Men suffer from 'baby fever' as well as women, study reveals

A new study has revealed that men - as well as women - suffer from 'baby fever', the overwhelming desire to have children.

The emotional and physical phenomenon is usually associated with women, who can be subject to sudden and extreme maternal urges. Gary Brase, associate professor of psychology at Kansas State University, and his wife Sandra, a project co-ordinator with the university's College of Education, have spent nearly 10 years researching baby fever.

After releasing their findings yesterday Professor Brase said: 'Baby fever is this idea out in popular media that at some point in their lives, people get this sudden change in their desire to have children.

'While it is often portrayed in women, we noticed it in men, too.' The couple's interest began shortly after the birth of their second child, as Mrs Brase explained: 'Although one hears about people having baby fever from friends, family and in the media, I was curious if there was a scientific explanation for the presence, or lack of it, in both women and men.'

While some research has looked at the demographic and sociological aspects of having children, there had been no study from a psychological perspective, she said. The researchers started by applying three theoretical viewpoints about baby fever.

One is the socio-cultural view: People want to have a baby because they are taught gender roles. Women think they should have children because society dictates that is what they are supposed to do. A second reason is the by-product view: Humans have an engrained desire to nurture - when they see a cute baby they want to take care of it, and that makes them want a baby of their own.

The third is the adaptationist view: Baby fever is an emotional signal - like a suggestion sent from one part of the mind to the other parts - that this could be a good time to have a child.

The researchers then carried out studies to understand people's desires, particularly the wish to have a baby.

Professor Brase said: 'Sometimes you may have a desire to have a baby, sometimes you have desires to have money or be famous or have sex. 'We asked people to tell us where these desires ranked.'

The researchers found that baby fever existed in both genders. But while women more frequently desired having a child than having sex, men more frequently desired sex than having a child.

'We found this kind of ironic because sex and having a baby are causally related,' Professor Brase said. The researchers also asked people to describe what led them to want and not want to have a baby and found three contributing factors.

The first was positive exposure - such as holding and cuddling babies. The second included negative exposure - such as babies crying, children having tantrums and nappies. The third factor included trade-offs that come with having children - education, career, money and social life.

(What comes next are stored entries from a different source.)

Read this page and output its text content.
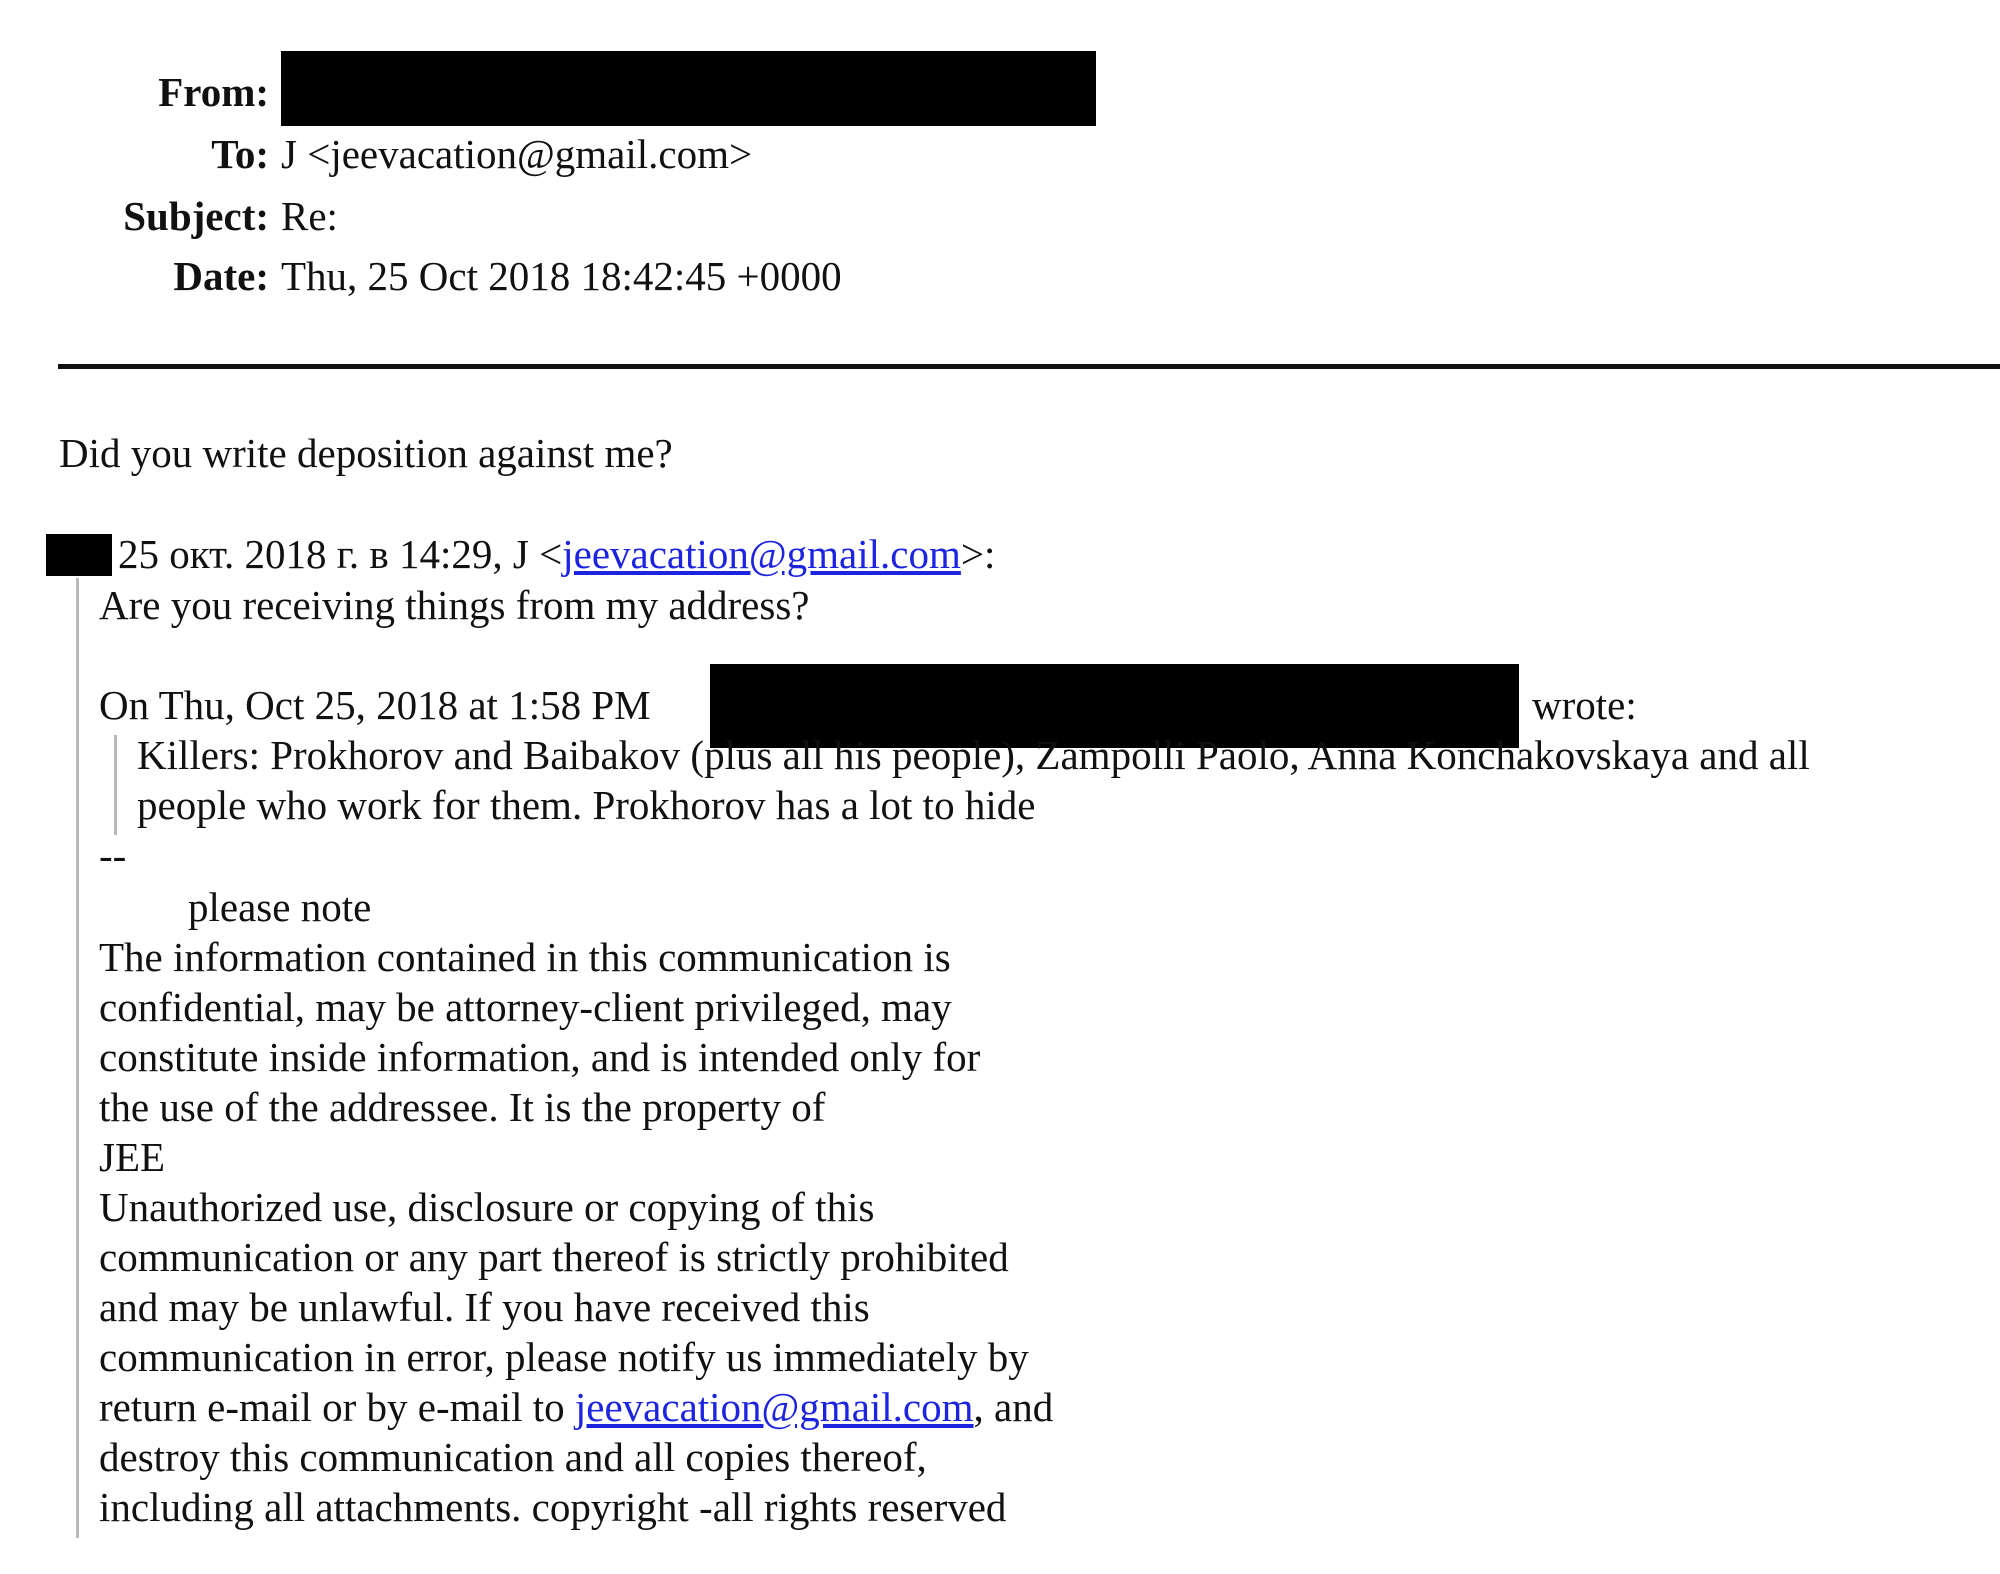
From:
To: J <jeevacation@gmail.com>
Subject: Re:
Date: Thu, 25 Oct 2018 18:42:45 +0000
Did you write deposition against me?
25 окт. 2018 г. в 14:29, J <jeevacation@gmail.com>:
Are you receiving things from my address?
On Thu, Oct 25, 2018 at 1:58 PM	wrote:
Killers: Prokhorov and Baibakov (plus all his people), Zampolli Paolo, Anna Konchakovskaya and all
people who work for them. Prokhorov has a lot to hide
--
please note
The information contained in this communication is
confidential, may be attorney-client privileged, may
constitute inside information, and is intended only for
the use of the addressee. It is the property of
JEE
Unauthorized use, disclosure or copying of this
communication or any part thereof is strictly prohibited
and may be unlawful. If you have received this
communication in error, please notify us immediately by
return e-mail or by e-mail to jeevacation@gmail.com, and
destroy this communication and all copies thereof,
including all attachments. copyright -all rights reserved
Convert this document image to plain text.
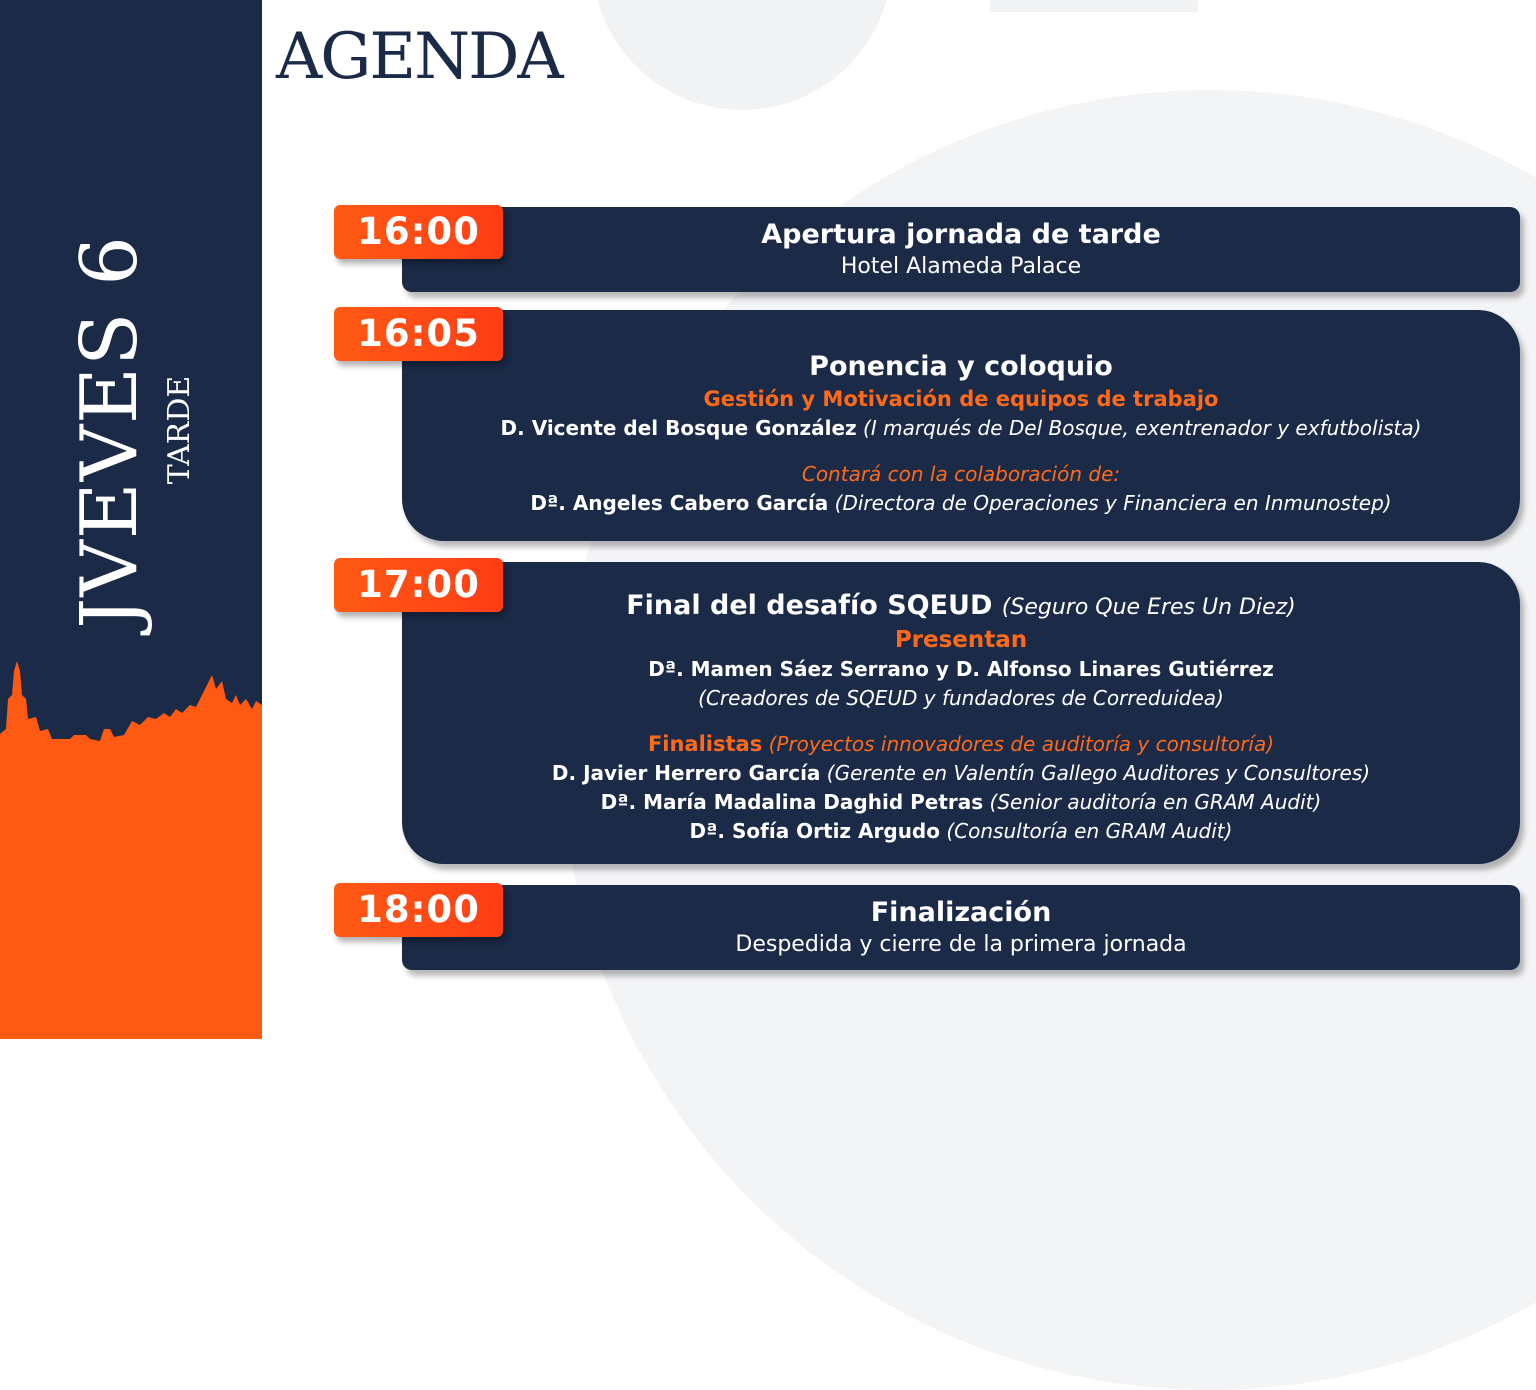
JVEVES 6 TARDE
AGENDA
Apertura jornada de tarde
Hotel Alameda Palace
16:00
Ponencia y coloquio
Gestión y Motivación de equipos de trabajo
D. Vicente del Bosque González (I marqués de Del Bosque, exentrenador y exfutbolista)
Contará con la colaboración de:
Dª. Angeles Cabero García (Directora de Operaciones y Financiera en Inmunostep)
16:05
Final del desafío SQEUD (Seguro Que Eres Un Diez)
Presentan
Dª. Mamen Sáez Serrano y D. Alfonso Linares Gutiérrez
(Creadores de SQEUD y fundadores de Correduidea)
Finalistas (Proyectos innovadores de auditoría y consultoría)
D. Javier Herrero García (Gerente en Valentín Gallego Auditores y Consultores)
Dª. María Madalina Daghid Petras (Senior auditoría en GRAM Audit)
Dª. Sofía Ortiz Argudo (Consultoría en GRAM Audit)
17:00
Finalización
Despedida y cierre de la primera jornada
18:00
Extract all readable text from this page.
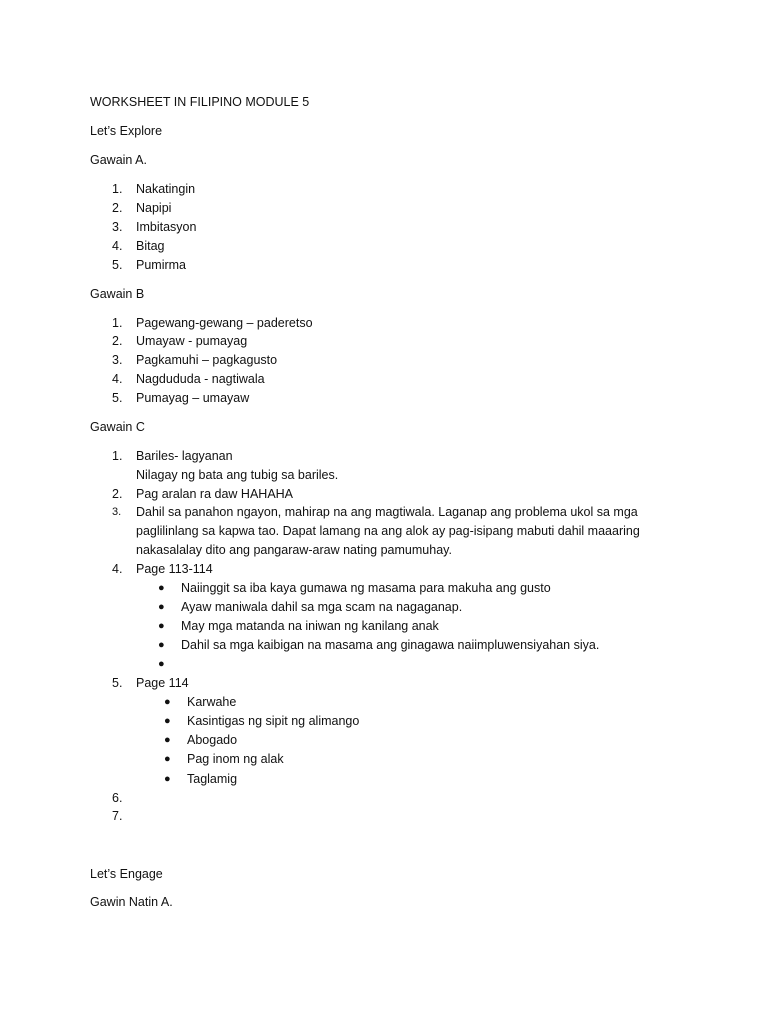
WORKSHEET IN FILIPINO MODULE 5
Let’s Explore
Gawain A.
1. Nakatingin
2. Napipi
3. Imbitasyon
4. Bitag
5. Pumirma
Gawain B
1. Pagewang-gewang – paderetso
2. Umayaw - pumayag
3. Pagkamuhi – pagkagusto
4. Nagdududa - nagtiwala
5. Pumayag – umayaw
Gawain C
1. Bariles- lagyanan
Nilagay ng bata ang tubig sa bariles.
2. Pag aralan ra daw HAHAHA
3. Dahil sa panahon ngayon, mahirap na ang magtiwala. Laganap ang problema ukol sa mga
paglilinlang sa kapwa tao. Dapat lamang na ang alok ay pag-isipang mabuti dahil maaaring
nakasalalay dito ang pangaraw-araw nating pamumuhay.
4. Page 113-114
● Naiinggit sa iba kaya gumawa ng masama para makuha ang gusto
● Ayaw maniwala dahil sa mga scam na nagaganap.
● May mga matanda na iniwan ng kanilang anak
● Dahil sa mga kaibigan na masama ang ginagawa naiimpluwensiyahan siya.
●
5. Page 114
● Karwahe
● Kasintigas ng sipit ng alimango
● Abogado
● Pag inom ng alak
● Taglamig
6.
7.
Let’s Engage
Gawin Natin A.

Professor Brase said: 'We had people who were high on the positive aspects and they see all the good things about babies and want a baby. 'We also had people who were high on the negative aspects and absolutely do not want to have babies. 'Then we had people who were high on both positive and negative aspects and were very conflicted.

'Having children is kind of the reason we exist - to reproduce and pass our genes on to the next generation. 'But economically, having children is expensive and you don't get any decent financial return on this investment. And yet, here we are, actual people kind of stuck in the middle.'

The Kansas State University research appears in the upcoming issue of Emotion, which is published by the American Psychological Association.